Rudeness in work is rampant, and it’s on the rise.
As I read this opening line in “The Price of Incivility: Lack of Respect Hurts Morale – and the bottom line” by Porath and Pearson in HBR’s 10 Must Reads on Emotional Intelligence, I paused breathing for a moment.
It was shared in this research-based article that incivility can present itself in many forms, from insults, blame, belittlement, rudeness, door slamming, side conversation, exclusion, blatant disregards of people’s time, to a short check on your phone when someone else is presenting to you.
I couldn’t agree more. The conversations I had had with others, the incidents I had seen, the stories I had heard from many others, and the lessons I had learnt from my own experience suddenly hit me hard. They point me to the conclusion that rudeness in work – sorry, I meant, in life – is rampant, like the flowers blooming in the spring (except that one is not as favourable as the other – well, both are not favourable if you’re allergic to pollen or if you are a lonely hopeless romantic guy/girl).
Why would I say so?
Have you ever watched your colleagues or friends being shut down, accused, or blamed in front of so many others – to the point where you are the one feeling nauseous? I had. Some of us had. And we’ve got to shout at the doers:
You don’t tell your direct report that you don’t believe her when she told you that she had checked her work over weekend. You don’t get to do it by saying it’s just the way you are brought up. It’s sh*tty excuse for such demoralising act (it’s also showing that you might never change).
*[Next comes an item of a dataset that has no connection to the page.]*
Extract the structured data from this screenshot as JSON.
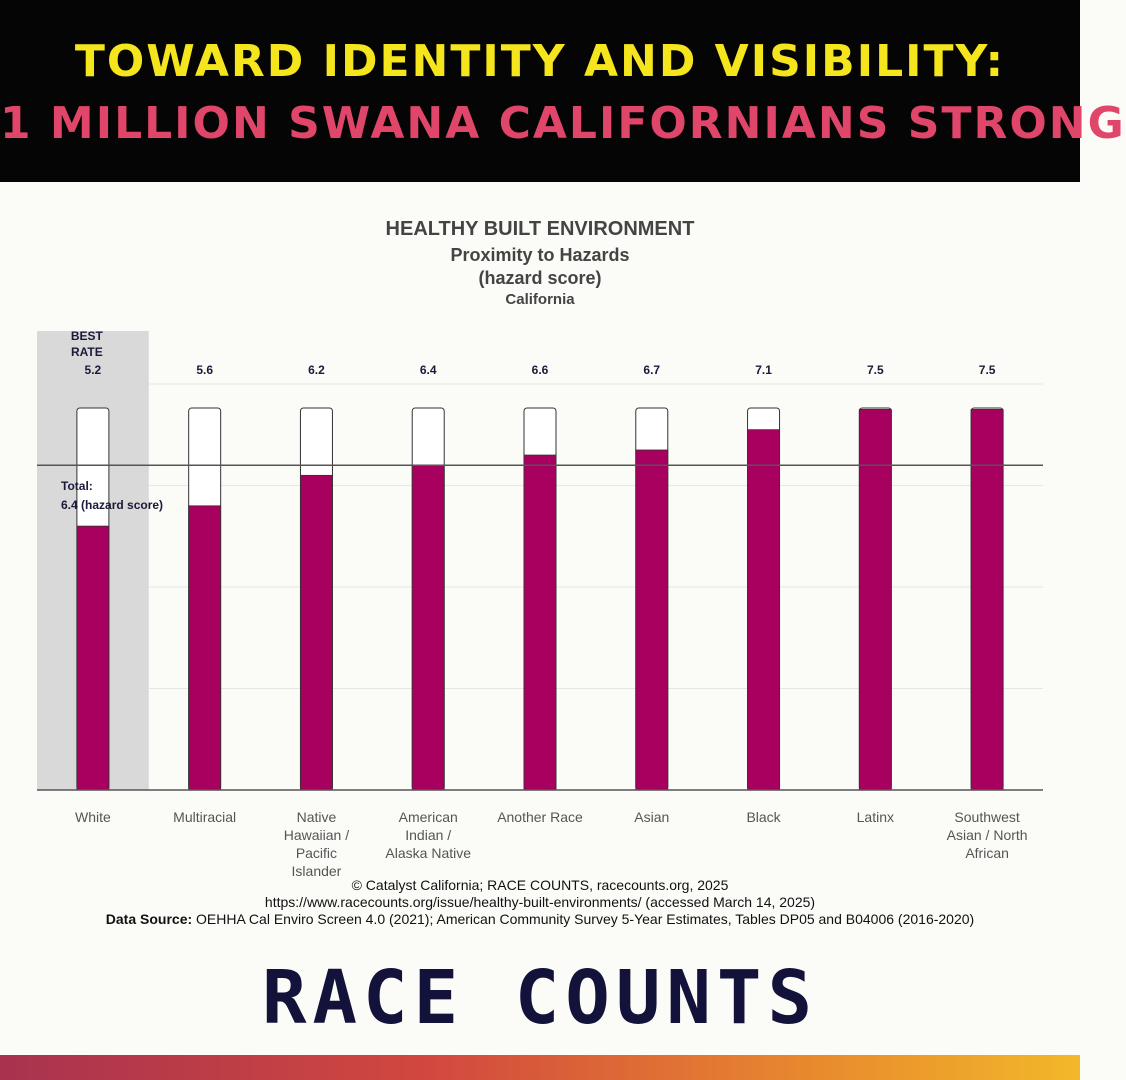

You don’t tell people that they are idiot for not thinking of ideas to make their work easier. You should have known that everyone wants his job to be easier! You could simply show the way (Oh! Only if you also know how).
You don’t send emails of accusations. To make it worse, you didn’t confirm the facts beforehand. You don’t get to point a blame if you don’t really understand. And even if you do, blaming, instead of trying to find solutions, is never good.
I myself find it hard to be civil, to act properly without putting others down, to put solutions first before the blame. But, if you know to what soul-destroying experience incivility can give birth, you would know that we’ve got to start checking our emotional competence.
Some of the ways to avoid incivility and practice civility, as extracted from the article and combined with my personal experience:
- Model good behaviour (some people are nice to be with and it’s a sign that they are a good model)
- Ask for feedback and pay attention to progress (deep 360 degree reviews will enable us to look into our strengths and weakness)
- Look for and teach civility (It takes a strong commitment to look for civility and to impose it into the way we live and work)
- Create group norms (e.g. in some of my friendship, we have come to agree that comments are to be delivered in positive notes)
- Oh, please do apologise if you think that you might have wronged some others (people are less likely to help you if you are viewed as an arrogant).